首についての考察

羽無シ飛行

第1話

 人間の首って締めやすい。

 そもそもそういう風に作ったんだよと神様が言ったらあっさり信じてしまえる。


 締めるために作られたとしか思えない…、そんな形をしているじゃないか。


 まず、細い。そもそも首というものは心臓につながる頚動脈が通い、肺につながる気管、胃につながる食道が存在する。さらに言えば脳の指令を伝える神経もそこを通っているのだ。

 重要な機能をもつ器官が多くあるというのに、その細さは無防備すぎるほどだ。


 これを締めるのにさほど大きな道具はいらないだろう。子供の手でも操れるロープ一つで十分に締め上げることができる。


 無防備といえば、その配置もそうである。

 上の頭と下の体との中間点にある細い部分……。

 そこに一度縄を引っ掛けたら上にも下にも抜けやしない。

 だって首より太い部分で上下を塞がれているのだから。

 そんな大事な急所は太く、強く覆っておくべきだろうに。何故かあまりにもそこは軟弱な作りでできている。


 さらに、それを守る支柱であるはずの頚椎。首の大黒柱の役目を担うそいつが、ちょっとの衝撃で外れてしまうぐらい脆い、ときた。


 ここまできたら笑うしかない。

 この際だハッキリ言おう。


 間違いなく、人間の首ってやつは締めるためにある。


 そのためにこういう形をしているのだと。

 こんな、もともと用意されていた事を疑わせるほど、おあつらえ向きに作られたものがそうでないはずがない。


 だから僕たちは人の首を絞めるわけだ。

 締めていいわけだ。そのためにあるのだから。

 誰かを殺すとき、刺したり叩いたりしたら犯罪だが、首を絞めることは赦されるべきだろう。

 当たり前だ、『そう作られている』のだ。そのよつに扱うことが最も正常で、良心的な判断といえる。


 違うように使う方がおかしい。

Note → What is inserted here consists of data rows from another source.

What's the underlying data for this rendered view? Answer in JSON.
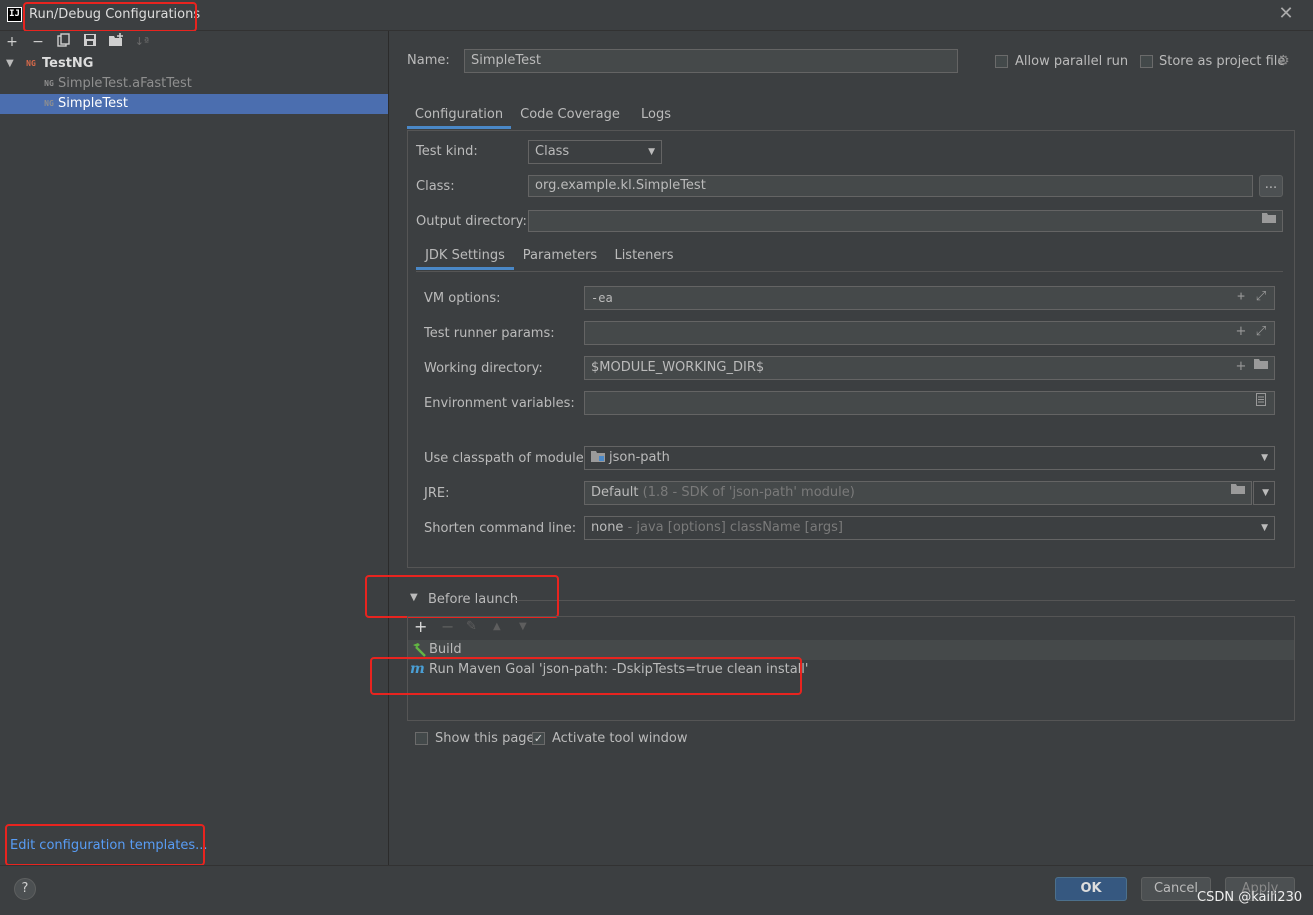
{
  "window": {
    "title": "Run/Debug Configurations",
    "app_icon_text": "IJ",
    "close_glyph": "✕"
  },
  "left": {
    "toolbar": [
      "add-icon",
      "remove-icon",
      "copy-icon",
      "save-icon",
      "new-folder-icon",
      "sort-icon"
    ],
    "tree": {
      "group_label": "TestNG",
      "items": [
        {
          "label": "SimpleTest.aFastTest",
          "selected": false
        },
        {
          "label": "SimpleTest",
          "selected": true
        }
      ]
    },
    "edit_templates_link": "Edit configuration templates..."
  },
  "header": {
    "name_label": "Name:",
    "name_value": "SimpleTest",
    "allow_parallel_label": "Allow parallel run",
    "allow_parallel_checked": false,
    "store_project_label": "Store as project file",
    "store_project_checked": false
  },
  "tabs": [
    {
      "label": "Configuration",
      "active": true
    },
    {
      "label": "Code Coverage",
      "active": false
    },
    {
      "label": "Logs",
      "active": false
    }
  ],
  "config": {
    "test_kind_label": "Test kind:",
    "test_kind_value": "Class",
    "class_label": "Class:",
    "class_value": "org.example.kl.SimpleTest",
    "class_browse": "...",
    "output_dir_label": "Output directory:",
    "output_dir_value": ""
  },
  "subtabs": [
    {
      "label": "JDK Settings",
      "active": true
    },
    {
      "label": "Parameters",
      "active": false
    },
    {
      "label": "Listeners",
      "active": false
    }
  ],
  "jdk": {
    "vm_options_label": "VM options:",
    "vm_options_value": "-ea",
    "runner_params_label": "Test runner params:",
    "runner_params_value": "",
    "working_dir_label": "Working directory:",
    "working_dir_value": "$MODULE_WORKING_DIR$",
    "env_vars_label": "Environment variables:",
    "env_vars_value": "",
    "classpath_label": "Use classpath of module:",
    "classpath_value": "json-path",
    "jre_label": "JRE:",
    "jre_value": "Default",
    "jre_hint": "(1.8 - SDK of 'json-path' module)",
    "shorten_label": "Shorten command line:",
    "shorten_value": "none",
    "shorten_hint": "- java [options] className [args]"
  },
  "before_launch": {
    "title": "Before launch",
    "tasks": [
      {
        "icon": "hammer-icon",
        "label": "Build"
      },
      {
        "icon": "maven-icon",
        "label": "Run Maven Goal 'json-path: -DskipTests=true clean install'"
      }
    ]
  },
  "footer_options": {
    "show_page_label": "Show this page",
    "show_page_checked": false,
    "activate_tool_label": "Activate tool window",
    "activate_tool_checked": true
  },
  "buttons": {
    "help": "?",
    "ok": "OK",
    "cancel": "Cancel",
    "apply": "Apply"
  },
  "watermark": "CSDN @kaili230",
  "colors": {
    "background": "#3c3f41",
    "selection": "#4b6eaf",
    "link": "#589df6",
    "highlight_box": "#e8241f",
    "primary_button": "#365880"
  }
}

創造したほうの気持ちも考えてみろ、思ったように使われず果てには用途どうりに使えは罪に問われるだなんて!


 非道なことじゃないか、善良な精神と相手を思いやる気持ちを一握りでも持っていたなら、こんな残酷なことはできないはずだ。


 だから、僕は首を絞める。

 今日も明日も、明後日も、ずっとずっと。

 まるで日課のように。


 ああ、今日も僕はこれ以上ないほど正常な日々を送っている。









 さてさて、この話はそんな『首』を絞める物語だ。

 美しくなるために、化学薬品を顔に塗りたくる浅ましい女らのように。

 己の価値を上げるために、自ら畜生の身分に身を落とす社畜らのように。

 いつしか全てに絶望し、垂れ下がった輪っかの中に己の首を沈める……大馬鹿者のように。


 自分で自分の首を絞める間抜けな道化師ピエロの話だ。

 どうぞ大口を開けて、両手を叩いて、腹を抱えて大嗤いしておくれ。